Ultimately the marriage with Irene faltered. They divorced in Santa Barbara County in October, 1975.

Walter passed away 8 May 1978 in Carpinteria, Santa Barbara County, CA. As mentioned above, former wife Joyce survived him. Former wife Irene did so as well, though only by a bit more than three years. Irene does not appear to have married again after the 1975 divorce -- the last name on her death record is Johnson. She left California in favor of Vancouver, British Columbia, which is probably where her daughter was based. She died in the Vancouver suburb of Langley 11 October 1981.

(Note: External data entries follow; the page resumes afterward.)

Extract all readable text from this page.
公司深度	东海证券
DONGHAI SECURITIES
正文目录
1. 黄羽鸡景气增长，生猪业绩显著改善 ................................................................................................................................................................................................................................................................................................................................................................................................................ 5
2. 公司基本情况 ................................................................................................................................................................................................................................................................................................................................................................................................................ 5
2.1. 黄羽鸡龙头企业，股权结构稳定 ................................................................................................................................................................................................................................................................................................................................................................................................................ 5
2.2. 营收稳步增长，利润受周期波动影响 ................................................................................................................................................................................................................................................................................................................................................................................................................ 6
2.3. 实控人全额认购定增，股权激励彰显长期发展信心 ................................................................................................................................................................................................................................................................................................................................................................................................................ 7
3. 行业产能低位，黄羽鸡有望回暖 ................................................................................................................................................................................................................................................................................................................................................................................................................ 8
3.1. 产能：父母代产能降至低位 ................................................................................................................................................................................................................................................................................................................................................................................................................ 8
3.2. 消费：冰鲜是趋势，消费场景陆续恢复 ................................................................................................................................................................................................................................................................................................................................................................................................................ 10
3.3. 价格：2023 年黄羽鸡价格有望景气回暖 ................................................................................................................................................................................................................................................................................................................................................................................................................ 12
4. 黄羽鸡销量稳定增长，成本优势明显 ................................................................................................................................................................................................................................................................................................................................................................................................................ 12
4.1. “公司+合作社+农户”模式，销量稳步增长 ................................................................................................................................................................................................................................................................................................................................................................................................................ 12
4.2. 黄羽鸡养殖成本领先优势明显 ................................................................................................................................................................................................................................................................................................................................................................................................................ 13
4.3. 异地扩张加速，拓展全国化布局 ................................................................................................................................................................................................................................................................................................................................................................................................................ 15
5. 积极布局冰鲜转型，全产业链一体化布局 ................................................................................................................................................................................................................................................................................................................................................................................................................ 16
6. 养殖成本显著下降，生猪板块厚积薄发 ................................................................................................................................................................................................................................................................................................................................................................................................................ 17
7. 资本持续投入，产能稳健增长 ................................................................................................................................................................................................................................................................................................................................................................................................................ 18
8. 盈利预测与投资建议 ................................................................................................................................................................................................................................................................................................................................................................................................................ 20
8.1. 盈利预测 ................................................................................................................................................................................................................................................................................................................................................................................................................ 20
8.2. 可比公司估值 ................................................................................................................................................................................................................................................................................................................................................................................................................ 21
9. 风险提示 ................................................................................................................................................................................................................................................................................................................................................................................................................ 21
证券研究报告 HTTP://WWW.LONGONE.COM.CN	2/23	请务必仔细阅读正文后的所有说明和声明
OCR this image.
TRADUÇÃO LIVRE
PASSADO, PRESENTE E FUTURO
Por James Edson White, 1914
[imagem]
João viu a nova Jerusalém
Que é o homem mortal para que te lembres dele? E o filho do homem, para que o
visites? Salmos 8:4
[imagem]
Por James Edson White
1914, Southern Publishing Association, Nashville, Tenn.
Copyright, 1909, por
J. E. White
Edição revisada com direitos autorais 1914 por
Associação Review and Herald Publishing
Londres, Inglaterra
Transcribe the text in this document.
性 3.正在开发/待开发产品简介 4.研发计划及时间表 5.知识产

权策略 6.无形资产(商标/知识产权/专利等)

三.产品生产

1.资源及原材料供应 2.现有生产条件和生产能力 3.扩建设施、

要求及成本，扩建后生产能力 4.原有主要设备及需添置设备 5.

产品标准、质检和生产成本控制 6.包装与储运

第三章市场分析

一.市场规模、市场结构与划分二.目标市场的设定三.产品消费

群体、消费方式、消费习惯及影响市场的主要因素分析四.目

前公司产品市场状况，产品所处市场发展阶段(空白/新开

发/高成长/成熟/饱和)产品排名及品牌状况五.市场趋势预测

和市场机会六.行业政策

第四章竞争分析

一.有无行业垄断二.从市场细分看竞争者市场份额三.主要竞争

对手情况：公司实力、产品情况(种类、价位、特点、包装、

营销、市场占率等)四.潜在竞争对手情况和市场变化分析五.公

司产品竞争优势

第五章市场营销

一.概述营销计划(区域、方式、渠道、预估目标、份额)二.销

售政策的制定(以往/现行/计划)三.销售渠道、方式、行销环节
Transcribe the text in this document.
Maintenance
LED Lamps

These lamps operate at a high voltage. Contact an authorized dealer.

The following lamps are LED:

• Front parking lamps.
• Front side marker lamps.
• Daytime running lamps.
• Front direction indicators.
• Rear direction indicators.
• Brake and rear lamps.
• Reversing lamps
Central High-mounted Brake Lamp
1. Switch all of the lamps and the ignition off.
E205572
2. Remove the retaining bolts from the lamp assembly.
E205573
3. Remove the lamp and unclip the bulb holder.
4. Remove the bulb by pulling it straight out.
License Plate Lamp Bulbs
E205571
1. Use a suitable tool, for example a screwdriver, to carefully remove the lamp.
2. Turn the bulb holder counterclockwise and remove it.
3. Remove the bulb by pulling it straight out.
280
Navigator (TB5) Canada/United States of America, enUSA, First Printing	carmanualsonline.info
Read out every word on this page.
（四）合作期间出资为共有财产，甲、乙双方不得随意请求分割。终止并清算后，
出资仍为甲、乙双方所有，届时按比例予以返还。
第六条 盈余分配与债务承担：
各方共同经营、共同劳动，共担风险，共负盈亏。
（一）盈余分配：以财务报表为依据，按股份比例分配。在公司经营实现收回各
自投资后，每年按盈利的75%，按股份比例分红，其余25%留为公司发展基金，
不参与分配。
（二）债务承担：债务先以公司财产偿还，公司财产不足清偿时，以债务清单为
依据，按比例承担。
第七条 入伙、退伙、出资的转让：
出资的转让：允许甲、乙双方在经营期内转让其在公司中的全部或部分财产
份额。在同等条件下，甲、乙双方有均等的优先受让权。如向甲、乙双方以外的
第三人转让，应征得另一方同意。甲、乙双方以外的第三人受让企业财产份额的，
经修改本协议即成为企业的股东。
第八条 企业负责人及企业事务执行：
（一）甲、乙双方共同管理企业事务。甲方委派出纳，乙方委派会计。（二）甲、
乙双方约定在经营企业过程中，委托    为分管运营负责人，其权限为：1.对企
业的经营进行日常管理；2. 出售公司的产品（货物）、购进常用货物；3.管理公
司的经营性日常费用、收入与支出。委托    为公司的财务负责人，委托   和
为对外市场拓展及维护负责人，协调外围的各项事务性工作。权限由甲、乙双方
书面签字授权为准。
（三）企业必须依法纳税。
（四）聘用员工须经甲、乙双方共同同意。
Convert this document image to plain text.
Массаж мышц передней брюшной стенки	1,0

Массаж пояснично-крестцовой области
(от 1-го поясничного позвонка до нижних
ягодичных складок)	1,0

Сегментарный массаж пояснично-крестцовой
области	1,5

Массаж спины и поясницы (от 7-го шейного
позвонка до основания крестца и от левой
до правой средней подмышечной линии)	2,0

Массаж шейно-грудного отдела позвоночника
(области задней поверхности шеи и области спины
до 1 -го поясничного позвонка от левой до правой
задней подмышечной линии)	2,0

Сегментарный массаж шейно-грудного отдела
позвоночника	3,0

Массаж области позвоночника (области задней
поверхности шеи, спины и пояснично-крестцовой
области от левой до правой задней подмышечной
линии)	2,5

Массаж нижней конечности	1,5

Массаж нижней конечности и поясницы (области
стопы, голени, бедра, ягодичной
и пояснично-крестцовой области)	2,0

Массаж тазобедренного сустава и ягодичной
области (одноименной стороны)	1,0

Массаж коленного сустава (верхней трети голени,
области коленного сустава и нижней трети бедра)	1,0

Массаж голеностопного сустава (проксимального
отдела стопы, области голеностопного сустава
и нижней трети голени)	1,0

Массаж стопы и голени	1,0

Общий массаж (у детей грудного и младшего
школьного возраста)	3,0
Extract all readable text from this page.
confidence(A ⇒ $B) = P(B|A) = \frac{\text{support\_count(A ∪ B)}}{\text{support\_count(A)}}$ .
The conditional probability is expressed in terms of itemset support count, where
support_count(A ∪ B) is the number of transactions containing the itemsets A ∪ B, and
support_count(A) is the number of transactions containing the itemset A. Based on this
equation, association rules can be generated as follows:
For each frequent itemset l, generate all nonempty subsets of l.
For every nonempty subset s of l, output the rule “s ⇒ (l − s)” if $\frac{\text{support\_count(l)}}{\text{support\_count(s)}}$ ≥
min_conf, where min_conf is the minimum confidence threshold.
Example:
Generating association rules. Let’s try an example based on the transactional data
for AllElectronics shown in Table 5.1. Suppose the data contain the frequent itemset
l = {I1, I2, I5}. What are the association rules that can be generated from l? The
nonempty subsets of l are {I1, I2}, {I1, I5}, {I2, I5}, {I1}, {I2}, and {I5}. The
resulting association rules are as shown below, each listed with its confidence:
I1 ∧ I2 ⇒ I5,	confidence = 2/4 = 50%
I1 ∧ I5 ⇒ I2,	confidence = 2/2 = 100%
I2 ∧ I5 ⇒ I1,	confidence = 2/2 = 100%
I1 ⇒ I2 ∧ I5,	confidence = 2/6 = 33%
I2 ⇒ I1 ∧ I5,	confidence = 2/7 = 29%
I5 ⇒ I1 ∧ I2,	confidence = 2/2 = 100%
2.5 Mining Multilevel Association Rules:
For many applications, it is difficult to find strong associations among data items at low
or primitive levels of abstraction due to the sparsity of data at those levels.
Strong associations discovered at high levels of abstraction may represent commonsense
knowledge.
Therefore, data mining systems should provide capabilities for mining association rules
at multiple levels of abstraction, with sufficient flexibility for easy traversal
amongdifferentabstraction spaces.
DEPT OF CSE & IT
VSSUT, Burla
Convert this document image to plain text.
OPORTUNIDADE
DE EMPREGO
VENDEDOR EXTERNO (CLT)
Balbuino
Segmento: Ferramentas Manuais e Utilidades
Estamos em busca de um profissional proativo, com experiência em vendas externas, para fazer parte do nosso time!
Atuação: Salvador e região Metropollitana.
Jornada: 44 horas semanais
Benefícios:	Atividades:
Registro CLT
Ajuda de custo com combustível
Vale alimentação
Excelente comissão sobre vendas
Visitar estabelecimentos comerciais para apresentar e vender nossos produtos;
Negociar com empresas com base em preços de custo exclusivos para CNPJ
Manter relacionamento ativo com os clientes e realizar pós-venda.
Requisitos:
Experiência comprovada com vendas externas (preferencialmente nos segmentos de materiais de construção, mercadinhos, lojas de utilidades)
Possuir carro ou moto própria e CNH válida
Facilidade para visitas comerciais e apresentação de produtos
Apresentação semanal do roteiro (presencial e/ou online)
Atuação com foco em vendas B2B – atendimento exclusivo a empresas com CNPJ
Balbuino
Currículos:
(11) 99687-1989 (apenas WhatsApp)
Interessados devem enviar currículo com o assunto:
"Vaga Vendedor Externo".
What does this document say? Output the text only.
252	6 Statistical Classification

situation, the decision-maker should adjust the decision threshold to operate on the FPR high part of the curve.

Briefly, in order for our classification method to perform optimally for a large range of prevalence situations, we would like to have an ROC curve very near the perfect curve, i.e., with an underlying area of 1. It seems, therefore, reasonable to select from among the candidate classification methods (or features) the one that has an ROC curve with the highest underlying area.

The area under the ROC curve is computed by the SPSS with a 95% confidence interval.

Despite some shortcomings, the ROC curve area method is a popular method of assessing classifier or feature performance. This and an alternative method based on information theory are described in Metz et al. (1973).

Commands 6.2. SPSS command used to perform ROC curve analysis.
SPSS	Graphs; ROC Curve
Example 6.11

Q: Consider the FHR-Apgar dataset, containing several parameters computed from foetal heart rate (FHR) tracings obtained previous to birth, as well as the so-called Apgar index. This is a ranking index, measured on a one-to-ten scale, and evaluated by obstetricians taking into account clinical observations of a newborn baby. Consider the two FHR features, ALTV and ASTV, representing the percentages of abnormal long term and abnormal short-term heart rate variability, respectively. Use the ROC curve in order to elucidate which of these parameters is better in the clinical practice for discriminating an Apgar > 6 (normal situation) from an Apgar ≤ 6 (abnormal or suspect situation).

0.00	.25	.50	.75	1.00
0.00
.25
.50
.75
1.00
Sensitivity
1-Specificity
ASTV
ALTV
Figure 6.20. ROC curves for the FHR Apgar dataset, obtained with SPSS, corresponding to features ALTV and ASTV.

This group photograph was taken in 1949 during a visit Walter’s mother, sister Esta, and niece Margaret Ness (not shown) made to the west coast. The venue is the farm of Roy and Mildred Smeds north of Reedley. The four men left to right in back are Billy Smeds, Jack Smeds, Charley Strom, and neighbor A.A. Westerlund. Left to right in the front standing row (the row immediately behind the squatting younger members of the family) are Mildred Smeds, possibly Fred Malm, Mary (Smeds) Johnson, Marie (Rautiainen) Smeds, Amanda Strom, Annie Smeds, Mildred (Malm) Lieber, and Opal Smeds, with an unidentified boy, possibly Kyle Lieber, off to the far right by the car. Left to right squatting in front are Esta (Johnson) Ness, Bob Quinney, Lillian Quinney, Alfred Smeds, Gayle Jost (the toddler), Erwin Jost, Frances Jost, Walter Johnson, Jo Smeds, and Joyce (West) Johnson.